Multi-LLM Coordinator — Idea
Update, this became Pantheon which is a fun little project written in Rust. I punted on the original idea once I found out about OpenRouter Auto and now Pantheon lives on as a Claude Code “clone” that can support multiple models.
Status: Built, pivoted from original idea.
Core angle: Personal LLM proxy with cost-aware routing
The Problem
Claude Pro ($20/mo) hits token limits too fast. Upgrading to $100/mo is wasteful when most prompts don’t need that level of intelligence. Most LLM usage is routine — summarizing, rephrasing, casual Q&A, simple lookups — and free/cheap models handle that just fine.
The Idea
A unified chat frontend that routes each request to the cheapest model capable of handling it well. You chat normally; the system decides what goes to Gemini Flash vs Claude Haiku vs Claude Sonnet behind the scenes.

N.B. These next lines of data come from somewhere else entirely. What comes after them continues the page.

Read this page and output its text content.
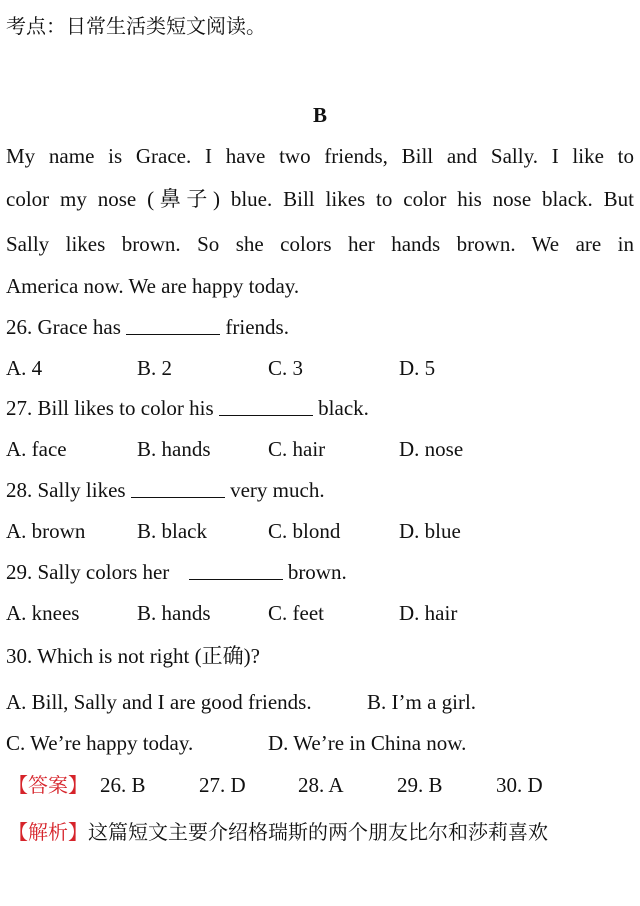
考点：日常生活类短文阅读。
B
My name is Grace. I have two friends, Bill and Sally. I like to
color my nose (鼻子) blue. Bill likes to color his nose black. But
Sally likes brown. So she colors her hands brown. We are in
America now. We are happy today.
26. Grace has	friends.
A. 4	B. 2	C. 3	D. 5
27. Bill likes to color his	black.
A. face	B. hands	C. hair	D. nose
28. Sally likes	very much.
A. brown B. black	C. blond	D. blue
29. Sally colors her	brown.
A. knees	B. hands	C. feet	D. hair
30. Which is not right (正确)?
A. Bill, Sally and I are good friends.	B. I’m a girl.
C. We’re happy today.	D. We’re in China now.
【答案】 26. B	27. D 28. A	29. B	30. D
【解析】这篇短文主要介绍格瑞斯的两个朋友比尔和莎莉喜欢
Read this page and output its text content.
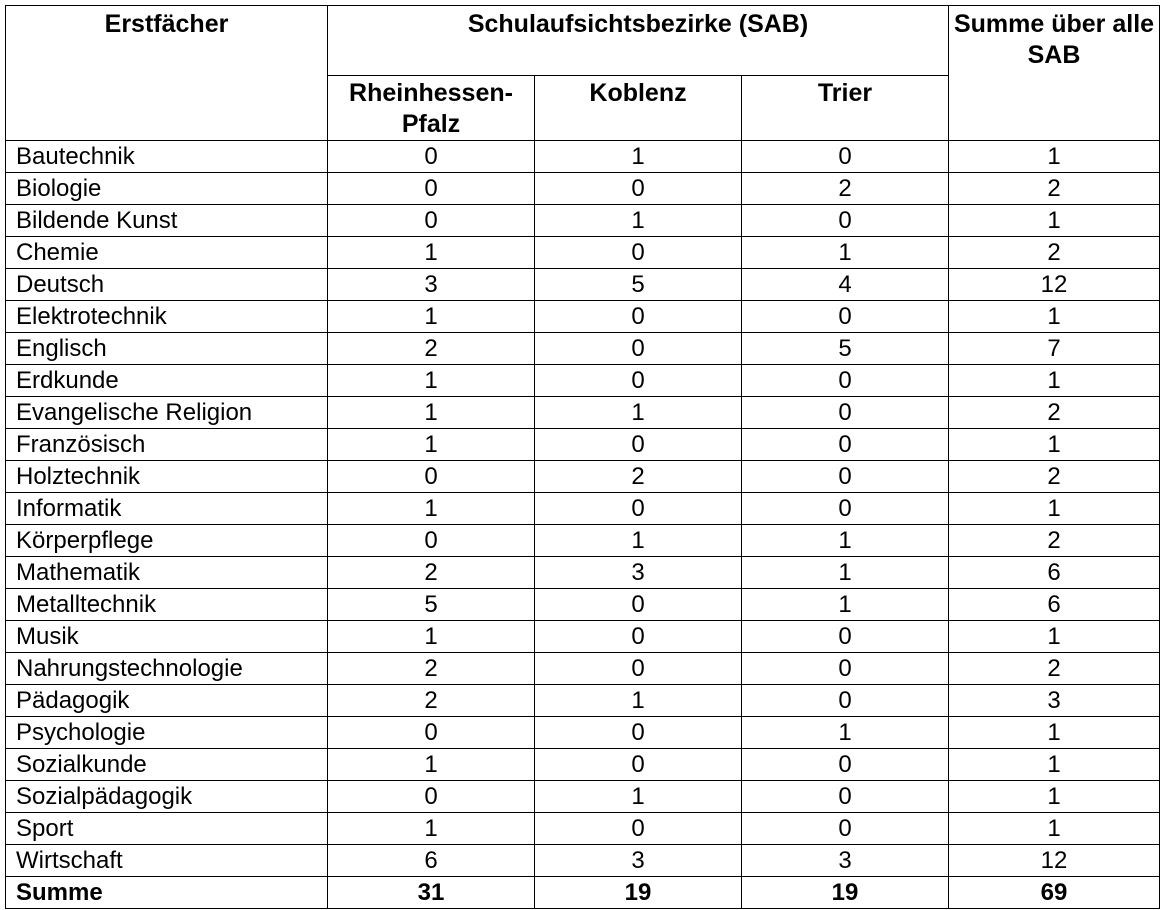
Erstfächer	Schulaufsichtsbezirke (SAB)			Summe über alle SAB
	Rheinhessen-Pfalz	Koblenz	Trier	
Bautechnik	0	1	0	1
Biologie	0	0	2	2
Bildende Kunst	0	1	0	1
Chemie	1	0	1	2
Deutsch	3	5	4	12
Elektrotechnik	1	0	0	1
Englisch	2	0	5	7
Erdkunde	1	0	0	1
Evangelische Religion	1	1	0	2
Französisch	1	0	0	1
Holztechnik	0	2	0	2
Informatik	1	0	0	1
Körperpflege	0	1	1	2
Mathematik	2	3	1	6
Metalltechnik	5	0	1	6
Musik	1	0	0	1
Nahrungstechnologie	2	0	0	2
Pädagogik	2	1	0	3
Psychologie	0	0	1	1
Sozialkunde	1	0	0	1
Sozialpädagogik	0	1	0	1
Sport	1	0	0	1
Wirtschaft	6	3	3	12
Summe	31	19	19	69
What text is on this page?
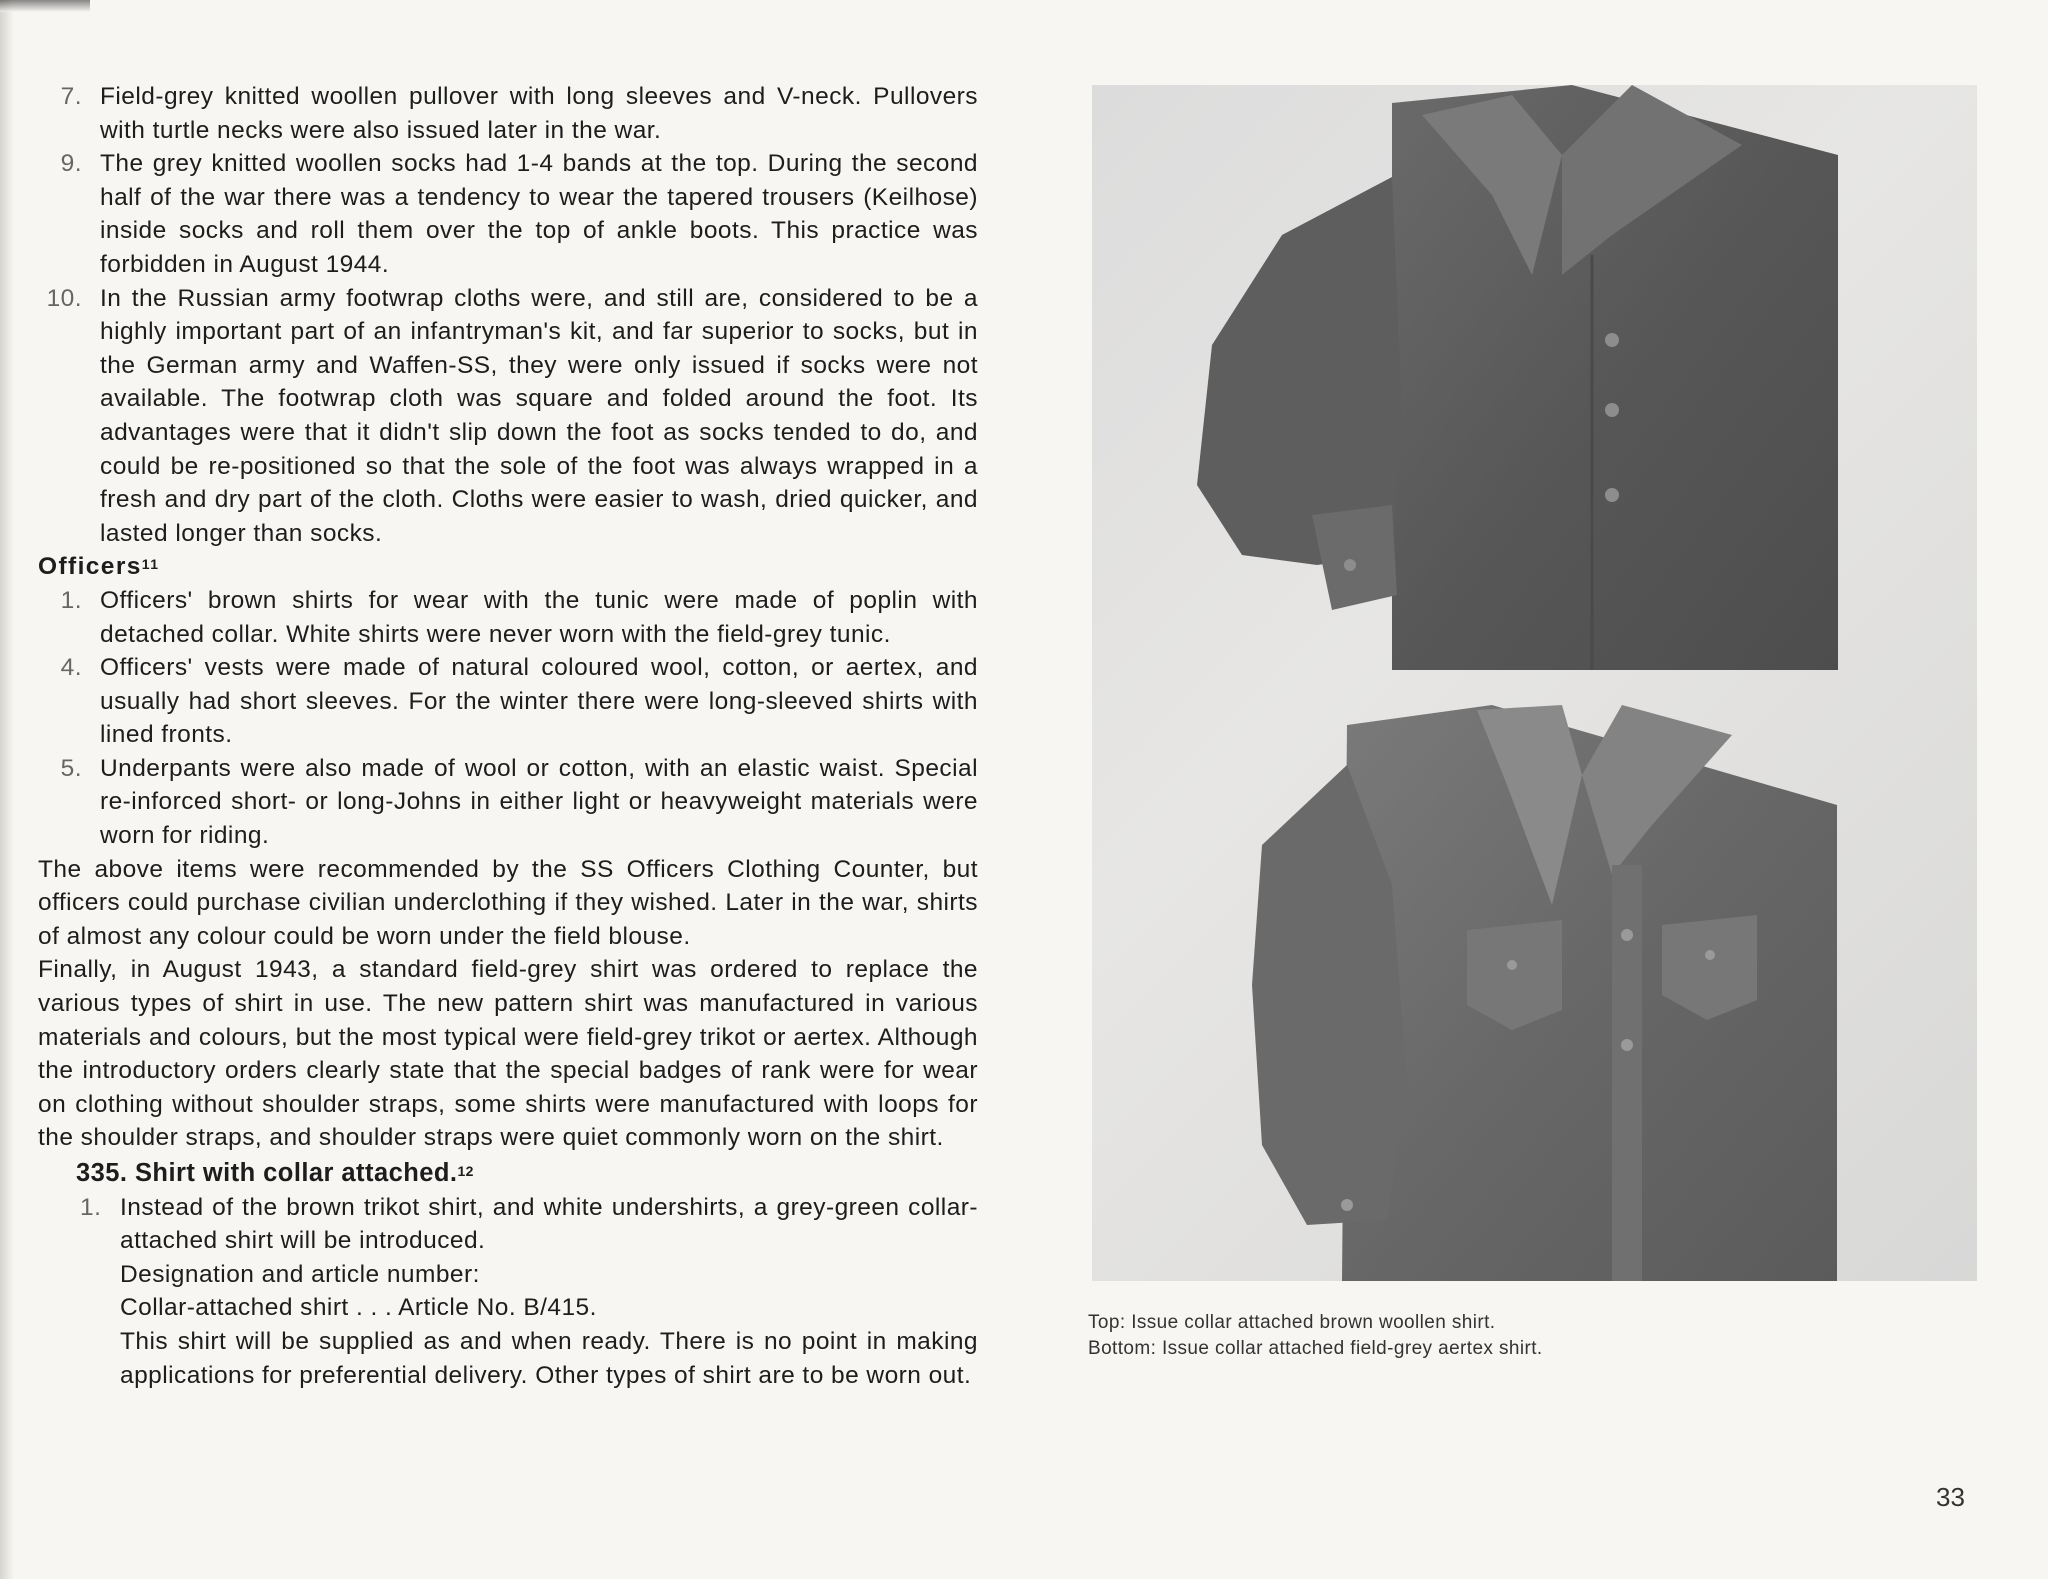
7. Field-grey knitted woollen pullover with long sleeves and V-neck. Pullovers with turtle necks were also issued later in the war.
9. The grey knitted woollen socks had 1-4 bands at the top. During the second half of the war there was a tendency to wear the tapered trousers (Keilhose) inside socks and roll them over the top of ankle boots. This practice was forbidden in August 1944.
10. In the Russian army footwrap cloths were, and still are, considered to be a highly important part of an infantryman's kit, and far superior to socks, but in the German army and Waffen-SS, they were only issued if socks were not available. The footwrap cloth was square and folded around the foot. Its advantages were that it didn't slip down the foot as socks tended to do, and could be re-positioned so that the sole of the foot was always wrapped in a fresh and dry part of the cloth. Cloths were easier to wash, dried quicker, and lasted longer than socks.
Officers$^{11}$
1. Officers' brown shirts for wear with the tunic were made of poplin with detached collar. White shirts were never worn with the field-grey tunic.
4. Officers' vests were made of natural coloured wool, cotton, or aertex, and usually had short sleeves. For the winter there were long-sleeved shirts with lined fronts.
5. Underpants were also made of wool or cotton, with an elastic waist. Special re-inforced short- or long-Johns in either light or heavyweight materials were worn for riding.
The above items were recommended by the SS Officers Clothing Counter, but officers could purchase civilian underclothing if they wished. Later in the war, shirts of almost any colour could be worn under the field blouse.
Finally, in August 1943, a standard field-grey shirt was ordered to replace the various types of shirt in use. The new pattern shirt was manufactured in various materials and colours, but the most typical were field-grey trikot or aertex. Although the introductory orders clearly state that the special badges of rank were for wear on clothing without shoulder straps, some shirts were manufactured with loops for the shoulder straps, and shoulder straps were quiet commonly worn on the shirt.
335. Shirt with collar attached.$^{12}$
1. Instead of the brown trikot shirt, and white undershirts, a grey-green collar-attached shirt will be introduced.
Designation and article number:
Collar-attached shirt . . . Article No. B/415.
This shirt will be supplied as and when ready. There is no point in making applications for preferential delivery. Other types of shirt are to be worn out.
Top: Issue collar attached brown woollen shirt.
Bottom: Issue collar attached field-grey aertex shirt.
33
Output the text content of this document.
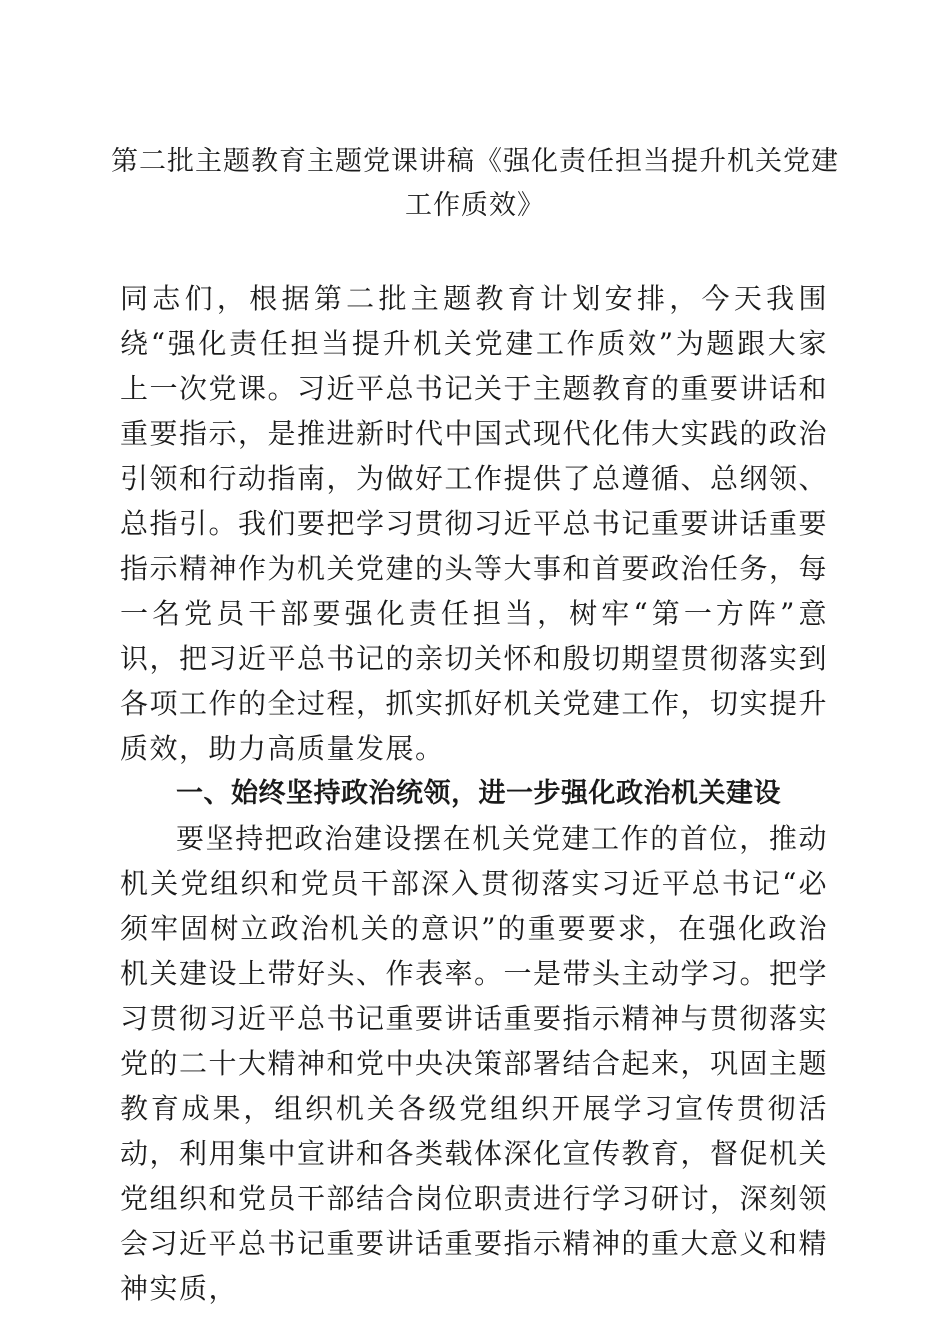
第二批主题教育主题党课讲稿《强化责任担当提升机关党建工作质效》

同志们，根据第二批主题教育计划安排，今天我围绕“强化责任担当提升机关党建工作质效”为题跟大家上一次党课。习近平总书记关于主题教育的重要讲话和重要指示，是推进新时代中国式现代化伟大实践的政治引领和行动指南，为做好工作提供了总遵循、总纲领、总指引。我们要把学习贯彻习近平总书记重要讲话重要指示精神作为机关党建的头等大事和首要政治任务，每一名党员干部要强化责任担当，树牢“第一方阵”意识，把习近平总书记的亲切关怀和殷切期望贯彻落实到各项工作的全过程，抓实抓好机关党建工作，切实提升质效，助力高质量发展。

一、始终坚持政治统领，进一步强化政治机关建设

要坚持把政治建设摆在机关党建工作的首位，推动机关党组织和党员干部深入贯彻落实习近平总书记“必须牢固树立政治机关的意识”的重要要求，在强化政治机关建设上带好头、作表率。一是带头主动学习。把学习贯彻习近平总书记重要讲话重要指示精神与贯彻落实党的二十大精神和党中央决策部署结合起来，巩固主题教育成果，组织机关各级党组织开展学习宣传贯彻活动，利用集中宣讲和各类载体深化宣传教育，督促机关党组织和党员干部结合岗位职责进行学习研讨，深刻领会习近平总书记重要讲话重要指示精神的重大意义和精神实质，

Not cheating — this is exactly what Cursor, Perplexity, and similar products do internally.
Architecture
You → Chat UI / CLI
↓
Task Classifier (cheap model or heuristic)
↓
┌──────┼──────────┐
↓ ↓ ↓
Flash Haiku Sonnet
(free) (cheap) (when needed)
↓
Response streamed back
Routing Tiers
| Tier | Model | Use When |
|---|---|---|
| Free | Gemini 2.0 Flash, Groq/Llama 3 | Casual chat, rephrasing, summarizing, factual Q&A |
| Cheap | Claude Haiku, GPT-4o-mini | Light coding, structured tasks, short writing |
| Full | Claude Sonnet | Complex reasoning, nuanced writing, hard coding problems |
Classifier Options
- Rule-based heuristics (prompt length, keywords) — simplest
- Small cheap model (Haiku or Flash) to classify — smarter but adds latency
- Let the user explicitly tag with
@fast,@heavy, etc. — most transparent
Interesting Extensions (later)
- Debate mode: Model A answers → Model B critiques → A revises (for high-stakes questions)
- Ensemble: Multiple models answer independently, show or aggregate results
- Cost dashboard: Track spend per model, per week
Prior Art to Study
- RouteLLM — Stanford/LMSYS router paper, routes based on difficulty
- LiteLLM — unified API layer across all providers (good building block)
- AutoGen — multi-agent, heavier
- Mixture of Agents paper — MoA from TogetherAI
Free/Cheap Model Options
- Gemini 2.0 Flash — generous free tier, fast, surprisingly capable
- Groq + Llama 3 — extremely fast inference, free tier available
- GPT-4o-mini — cheap, good for structured output
- Claude Haiku — cheapest Claude, still quality
- Mistral — free API tier, good for EU-based concerns
If Building: Start Small
- CLI that accepts a prompt + optional
--tierflag - LiteLLM as the backend abstraction layer (handles all provider APIs)
- Simple keyword classifier to start
- Add cost tracking (log model used + token count per request)
- Build toward automatic routing once you have data on what you actually ask
Open Questions
- CLI first or chat UI? (CLI is faster to build and test)
Solved / Non-Issues
- Conversation history across model switches — just pass the full messages array; LiteLLM normalizes format differences. Only real edge case: if conversation exceeds a model’s context window, truncate or summarize. Not a blocker.